Suddenly Ismene, Oedipus' daughter, enters, having come on horseback from Thebes. She tells Oedipus about his sons, Eteocles and Polynices, who are fighting over Thebes. Ismene also tells her father that the oracle at Delphi has made another prophecy — a curse will fall on the Thebans the day that they stand on Oedipus' tomb.
Ismene warns Oedipus that his sons and Creon know of the prophecy and will try to bring him back to Thebes. They plan to keep Oedipus just outside the city — where he will stay under their control without polluting Thebes — and then leave his body unburied at death.
Oedipus curses his sons and praises his faithful daughters for their sacrifice.

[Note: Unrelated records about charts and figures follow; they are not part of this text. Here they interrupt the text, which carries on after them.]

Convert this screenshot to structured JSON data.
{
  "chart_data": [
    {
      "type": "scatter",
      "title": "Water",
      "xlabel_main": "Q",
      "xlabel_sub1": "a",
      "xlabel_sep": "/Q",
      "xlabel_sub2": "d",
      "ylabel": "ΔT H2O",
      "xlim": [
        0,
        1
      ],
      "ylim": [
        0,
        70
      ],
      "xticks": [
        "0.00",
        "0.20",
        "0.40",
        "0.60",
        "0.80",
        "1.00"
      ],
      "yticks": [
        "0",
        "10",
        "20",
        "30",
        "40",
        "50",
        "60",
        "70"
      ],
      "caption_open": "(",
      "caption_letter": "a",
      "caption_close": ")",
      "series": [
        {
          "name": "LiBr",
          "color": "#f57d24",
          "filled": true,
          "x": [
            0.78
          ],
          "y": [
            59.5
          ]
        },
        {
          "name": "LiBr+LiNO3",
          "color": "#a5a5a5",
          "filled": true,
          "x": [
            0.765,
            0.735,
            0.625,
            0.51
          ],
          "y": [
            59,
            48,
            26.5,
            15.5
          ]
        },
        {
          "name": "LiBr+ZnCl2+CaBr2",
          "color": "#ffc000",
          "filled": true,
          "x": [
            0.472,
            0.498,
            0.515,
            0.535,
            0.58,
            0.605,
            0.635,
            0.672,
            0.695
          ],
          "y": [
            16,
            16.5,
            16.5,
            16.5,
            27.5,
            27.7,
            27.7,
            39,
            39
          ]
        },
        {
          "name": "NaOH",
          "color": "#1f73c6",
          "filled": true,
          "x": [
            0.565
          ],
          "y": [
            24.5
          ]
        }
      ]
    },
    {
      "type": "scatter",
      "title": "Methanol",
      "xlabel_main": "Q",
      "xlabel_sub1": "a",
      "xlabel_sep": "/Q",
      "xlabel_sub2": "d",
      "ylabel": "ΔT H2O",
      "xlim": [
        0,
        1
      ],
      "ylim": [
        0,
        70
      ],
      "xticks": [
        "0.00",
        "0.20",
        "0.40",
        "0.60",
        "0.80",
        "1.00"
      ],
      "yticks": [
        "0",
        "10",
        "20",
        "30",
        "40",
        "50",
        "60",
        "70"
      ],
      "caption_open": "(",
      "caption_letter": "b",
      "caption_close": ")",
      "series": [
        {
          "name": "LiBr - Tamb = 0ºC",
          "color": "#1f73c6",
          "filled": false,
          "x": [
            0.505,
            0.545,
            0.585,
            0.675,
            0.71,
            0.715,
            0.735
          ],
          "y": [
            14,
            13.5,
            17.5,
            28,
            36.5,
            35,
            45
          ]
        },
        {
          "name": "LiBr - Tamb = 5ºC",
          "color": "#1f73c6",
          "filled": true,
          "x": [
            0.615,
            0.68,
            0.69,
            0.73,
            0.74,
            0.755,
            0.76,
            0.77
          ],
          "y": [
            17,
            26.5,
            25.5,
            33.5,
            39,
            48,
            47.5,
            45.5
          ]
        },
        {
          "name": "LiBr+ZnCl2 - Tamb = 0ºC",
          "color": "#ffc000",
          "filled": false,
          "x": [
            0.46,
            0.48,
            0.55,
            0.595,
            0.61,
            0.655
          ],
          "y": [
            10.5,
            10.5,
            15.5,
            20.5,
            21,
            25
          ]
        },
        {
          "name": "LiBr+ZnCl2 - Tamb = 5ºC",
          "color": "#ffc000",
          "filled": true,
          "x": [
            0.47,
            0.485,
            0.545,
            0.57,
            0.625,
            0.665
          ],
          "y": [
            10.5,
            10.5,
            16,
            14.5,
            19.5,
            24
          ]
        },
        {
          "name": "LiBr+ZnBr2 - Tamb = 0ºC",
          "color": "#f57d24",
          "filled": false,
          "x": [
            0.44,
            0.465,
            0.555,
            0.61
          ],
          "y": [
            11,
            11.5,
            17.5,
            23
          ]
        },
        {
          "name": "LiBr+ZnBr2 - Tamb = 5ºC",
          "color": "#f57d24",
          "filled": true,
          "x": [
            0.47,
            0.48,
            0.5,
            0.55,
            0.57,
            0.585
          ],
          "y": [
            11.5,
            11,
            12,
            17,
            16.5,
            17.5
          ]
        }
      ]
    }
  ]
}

He tells the elders that he does not want to return to Thebes, and if they help him, he will give his blessing to Athens. The elders accept his proposal and advise him to make an offering to the Eumenides for trespassing on their ground. Ismene leaves to perform the ritual for her father.
Analysis
This episode sets up the problem of the play — a family's fight over their father's dead body, even while he still lives.
The conflict in Thebes — Polynices' battle to take the city by force from Creon and Eteocles — arises from the power vacuum created by Oedipus' downfall. The crisis itself is the subject of Aeschylus' play Seven Against Thebes (467 B.C.).
Long ago, Creon banished an unwilling Oedipus, and Eteocles and Polynices did nothing to stop Creon or help Oedipus. Now, because of the prophecy, all want him back to avoid the curse. Paradoxically, the Theban curse will be a blessing of victory to those from another city who will offer Oedipus burial. In this, as Ismene points out, Oedipus' fortune as a pariah has been reversed.
Note that Oedipus' present misery as a blind beggar reflects the condition of Athens itself at the end of the fifth century — weakening, under siege, about to accept defeat as the long Peloponnesian War draws to a close. Yet Oedipus refers to Athens as a powerful city, the shelter of all who seek her help. This nostalgic note represents Sophocles' tribute to his once great polis.
Note, too, the purification ritual that the elders explain to Oedipus. Such rites were common in ancient Athens, echoing the mysteries of Eleusis, an initiation into the truth of death and eternal life. The ritual also looks forward to Oedipus' transformation upon his death at the end of the play.
Glossary
Zeus the chief deity of Greek mythology, son of Chronus and Rhea and husband of Hera.